I hate to admit that it was a pop song that made me fall in love with Audrey Hepburn. It was the spring of 1996 and Deep Blue Something’s “Breakfast at Tiffany’s” was all over the radio. One dull afternoon in the life of a college student, a friend of mine admitted that she had actually never seen the film. I sheepishly admitted the same, and we went straight out and rented it. I immediately fell madly in love with the style, class, and beauty that is Audrey Hepburn. In the many years following, I have done my best to nurture that one-sided love, and try to watch any film with Ms. Hepburn when I get the chance. Recently I sat down and watched Audrey and Fred Astaire in Funny Face.

It is a film that is notable for being a musical in which Audrey actually sings. A feat she was famously not able to duplicate in My Fair Lady (1964). It is a soft, kind sort of voice a simple boy could fall in love with, but one can see why Mr. Cukor opted for another one to sing for Eliza Doolittle.

The Gershwins have once again created some wonderful songs. Mixed with exuberance, humor, and a sweetness that no other songwriter has ever matched, George and Ira created some of the world’s greatest songs. The stand out here is the simple sweet closer, “S’Wonderful,” but “How long has this been going on?” and the title number are just lovely. Ira’s silly, unbelievable rhymes are in full order here as well. In “Bonjour Paris” he manages to rhyme the philosopher Jean-Paul Sartre with Montmartre.

Being not only an Audrey Hepburn picture, but also starring Fred Astaire, there are plenty of dance routines. Only one number is what I would consider exceptional and that is a number between Hepburn and Astaire while photographing a wedding scene outside a lovely French church. The setting is beautiful (though shot in soft lighting for some reason) and the routine flows beautifully and with much charm.

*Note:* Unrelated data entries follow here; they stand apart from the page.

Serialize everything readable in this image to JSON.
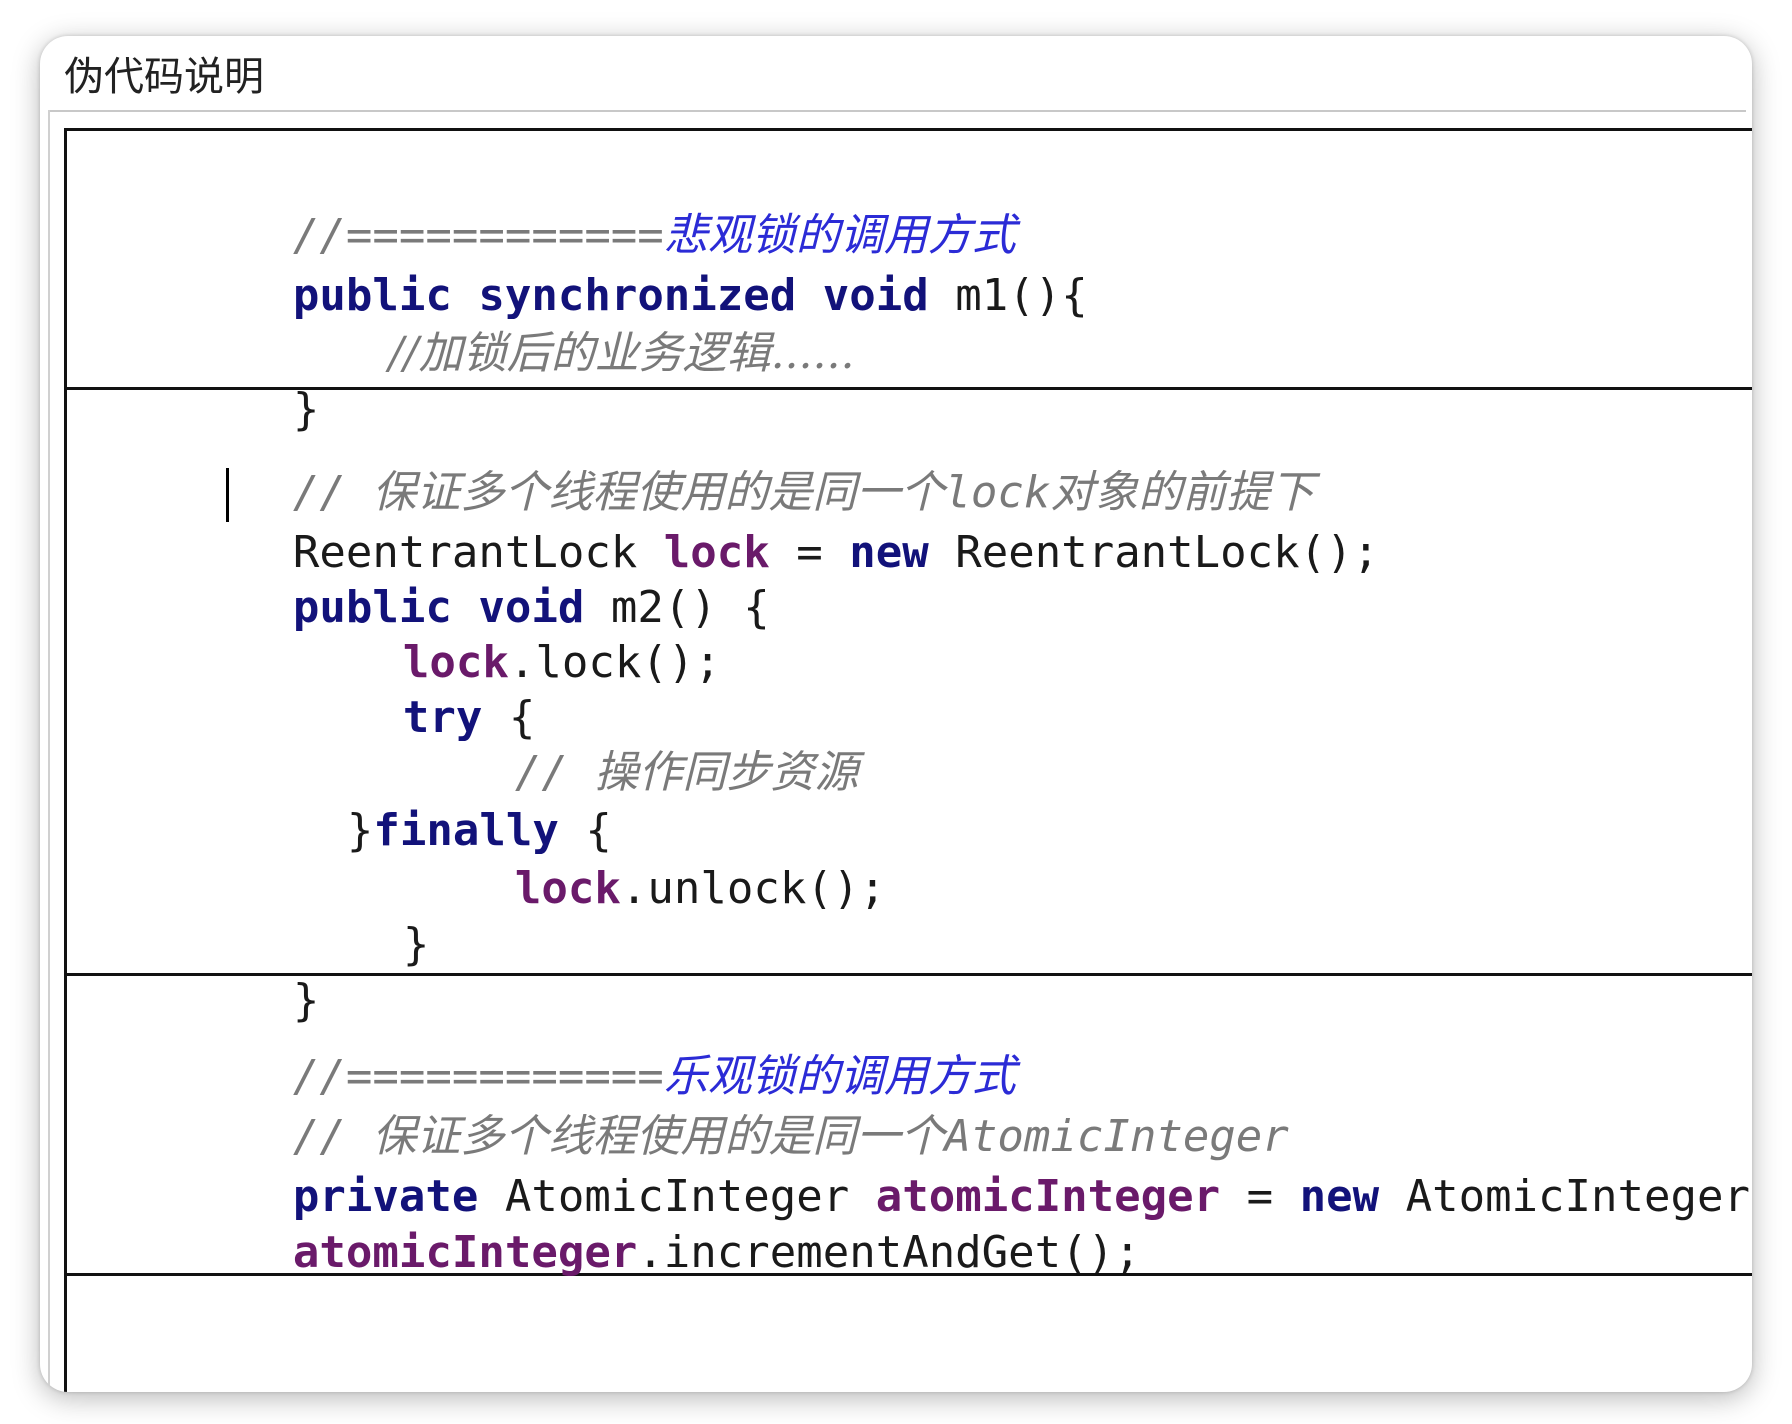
{
  "window": {
    "title": "伪代码说明"
  },
  "blocks": {
    "pessimistic": {
      "l1_prefix": "//============",
      "l1_title": "悲观锁的调用方式",
      "l2_kw1": "public",
      "l2_kw2": "synchronized",
      "l2_kw3": "void",
      "l2_rest": "m1(){",
      "l3_comment": "//加锁后的业务逻辑......",
      "l4": "}"
    },
    "reentrant": {
      "c1_slashes": "//",
      "c1_text": "保证多个线程使用的是同一个",
      "c1_lock": "lock",
      "c1_text2": "对象的前提下",
      "l2_type": "ReentrantLock",
      "l2_field": "lock",
      "l2_eq": "=",
      "l2_new": "new",
      "l2_rest": "ReentrantLock();",
      "l3_kw1": "public",
      "l3_kw2": "void",
      "l3_rest": "m2() {",
      "l4_field": "lock",
      "l4_rest": ".lock();",
      "l5_kw": "try",
      "l5_rest": "{",
      "l6_slashes": "//",
      "l6_text": "操作同步资源",
      "l7_brace": "}",
      "l7_kw": "finally",
      "l7_rest": "{",
      "l8_field": "lock",
      "l8_rest": ".unlock();",
      "l9": "}",
      "l10": "}"
    },
    "optimistic": {
      "l1_prefix": "//============",
      "l1_title": "乐观锁的调用方式",
      "c2_slashes": "//",
      "c2_text": "保证多个线程使用的是同一个",
      "c2_type": "AtomicInteger",
      "l3_kw": "private",
      "l3_type": "AtomicInteger",
      "l3_field": "atomicInteger",
      "l3_eq": "=",
      "l3_new": "new",
      "l3_rest": "AtomicInteger();",
      "l4_field": "atomicInteger",
      "l4_rest": ".incrementAndGet();"
    }
  }
}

The plot as it is, centers around Hepburn playing a bookish, intellectual named Jo Stockton, and a women’s magazine photographer, Dick Avery (Astaire) trying to convince Stockton to pose for him. She agrees only as a ruse to go to Paris and meet the inventor of a new philosophy, empathicalism. Of course, they fall in love. There is nothing really new or all that interesting in the story, but it is set in Paris which gives it some very beautiful backgrounds in which to tell it.

Call me a heretic, but I’ve never been much of a fan of Fred Astaire. He has a fine singing voice, and his dancing is always excellent, but there is something about him as an actor and leading man that rubs me the wrong way. He does a decent job here, but ask me who I’d prefer to see play opposite Audrey and I’d choose Bogart, Cooper, Peck, or Grant any day of the week over Astaire. (Editors Note: I no longer share this opinion with my younger self, I love Fred Astaire (Mat, March 2023).

Funny Face is a fun, harmless musical. The Gershwin tunes are a pleasure, the story is…well, fodder for the songs and dance numbers, but fair enough for what it is. But the real reason to watch the picture is the one, Audrey Hepburn. While I am embarrassed that it took a silly pop song for me to see the light around that graceful woman, I am forever grateful for that three minutes of bubblegum, for it gave me the joy that is Audrey.